You simply can't do what you're trying to do. When the page is changed to "http://example.com"
, this sets in motion a series of events which will eventually result in your entire Javascript context being stopped. You can't run Javascript from this page in the new page.
When you assign:
window.location = "http://example.com";
This begins a process which will stop the execution of the Javascript in the current page. The current page is unloaded and all memory associated with it is freed. Then, a new page is loaded, a new Javascript context is created and the Javascript in that new page is then loaded and run.
The usual way to communicate with a new page is to put the Javascript that wants to run in that new page and then send some parameters to that new page that its Javascript can detect and react accordingly.
For example, you might do this:
window.location = "http://example.com?doSomething=whatever";
And, then when the new page is loaded, the Javascript in THAT page can check the query string to see if any special arguments were passed to it.
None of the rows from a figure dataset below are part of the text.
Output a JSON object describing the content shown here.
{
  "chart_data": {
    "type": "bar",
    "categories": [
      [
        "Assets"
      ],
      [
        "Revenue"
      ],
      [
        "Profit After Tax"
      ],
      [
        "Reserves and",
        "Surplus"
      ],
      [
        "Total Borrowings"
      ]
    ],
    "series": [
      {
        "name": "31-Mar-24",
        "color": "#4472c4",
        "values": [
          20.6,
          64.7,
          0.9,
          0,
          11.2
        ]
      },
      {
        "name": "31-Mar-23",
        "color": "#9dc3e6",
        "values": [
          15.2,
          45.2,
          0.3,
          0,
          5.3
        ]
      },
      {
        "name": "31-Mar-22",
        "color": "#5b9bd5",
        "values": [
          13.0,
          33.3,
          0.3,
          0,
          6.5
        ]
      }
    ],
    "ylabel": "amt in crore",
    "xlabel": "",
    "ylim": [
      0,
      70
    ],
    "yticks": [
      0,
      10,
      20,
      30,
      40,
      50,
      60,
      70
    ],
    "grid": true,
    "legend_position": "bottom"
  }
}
If they were, then that Javascript can parse them and decide what behavior to carry out based on those query string parameters.
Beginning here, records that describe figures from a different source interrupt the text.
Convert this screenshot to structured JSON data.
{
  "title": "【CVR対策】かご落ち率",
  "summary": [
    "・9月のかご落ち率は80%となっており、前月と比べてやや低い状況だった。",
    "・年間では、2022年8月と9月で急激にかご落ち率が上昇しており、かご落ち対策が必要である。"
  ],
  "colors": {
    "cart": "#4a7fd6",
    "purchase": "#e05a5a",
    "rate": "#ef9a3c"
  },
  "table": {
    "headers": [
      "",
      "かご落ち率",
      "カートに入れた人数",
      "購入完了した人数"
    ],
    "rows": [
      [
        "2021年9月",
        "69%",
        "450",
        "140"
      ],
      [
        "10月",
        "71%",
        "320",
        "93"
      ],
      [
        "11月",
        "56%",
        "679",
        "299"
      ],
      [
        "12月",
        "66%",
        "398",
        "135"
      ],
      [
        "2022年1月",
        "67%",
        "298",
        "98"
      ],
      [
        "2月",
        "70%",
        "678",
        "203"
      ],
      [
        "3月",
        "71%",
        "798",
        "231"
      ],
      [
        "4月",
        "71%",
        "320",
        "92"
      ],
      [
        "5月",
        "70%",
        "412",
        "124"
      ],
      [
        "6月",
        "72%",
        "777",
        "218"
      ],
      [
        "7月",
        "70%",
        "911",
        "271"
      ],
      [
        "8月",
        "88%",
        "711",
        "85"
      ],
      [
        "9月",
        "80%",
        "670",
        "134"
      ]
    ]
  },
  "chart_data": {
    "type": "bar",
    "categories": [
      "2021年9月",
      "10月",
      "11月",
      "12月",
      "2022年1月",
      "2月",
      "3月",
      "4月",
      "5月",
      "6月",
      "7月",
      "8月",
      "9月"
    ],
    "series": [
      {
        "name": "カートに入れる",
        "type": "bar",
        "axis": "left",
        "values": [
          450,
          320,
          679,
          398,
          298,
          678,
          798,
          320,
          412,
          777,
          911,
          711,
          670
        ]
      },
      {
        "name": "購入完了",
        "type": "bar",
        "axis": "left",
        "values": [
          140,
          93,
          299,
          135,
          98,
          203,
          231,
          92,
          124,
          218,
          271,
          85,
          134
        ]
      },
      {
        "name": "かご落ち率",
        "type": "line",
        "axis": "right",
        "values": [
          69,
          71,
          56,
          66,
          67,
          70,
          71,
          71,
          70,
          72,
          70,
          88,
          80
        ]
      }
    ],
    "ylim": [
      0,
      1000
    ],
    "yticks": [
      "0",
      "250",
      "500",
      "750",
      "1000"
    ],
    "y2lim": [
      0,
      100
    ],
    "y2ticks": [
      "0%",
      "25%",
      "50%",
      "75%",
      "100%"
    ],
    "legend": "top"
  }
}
Another possibility is to not use window.location
. You can, instead, fetch new HTML via Ajax and then use Javascript in the current page to insert that new content into the current page (or replace existing content with new content). With jQuery, you can use jQuery's .load()
to load content from a URL directly into an element in the current page like this:
$("#myDiv").load(someURL);
Since this is Ajax, it has all the normal cross-origin restrictions that any Ajax call might have so you can't freely load pages from other websites (unless they permit cross origin access).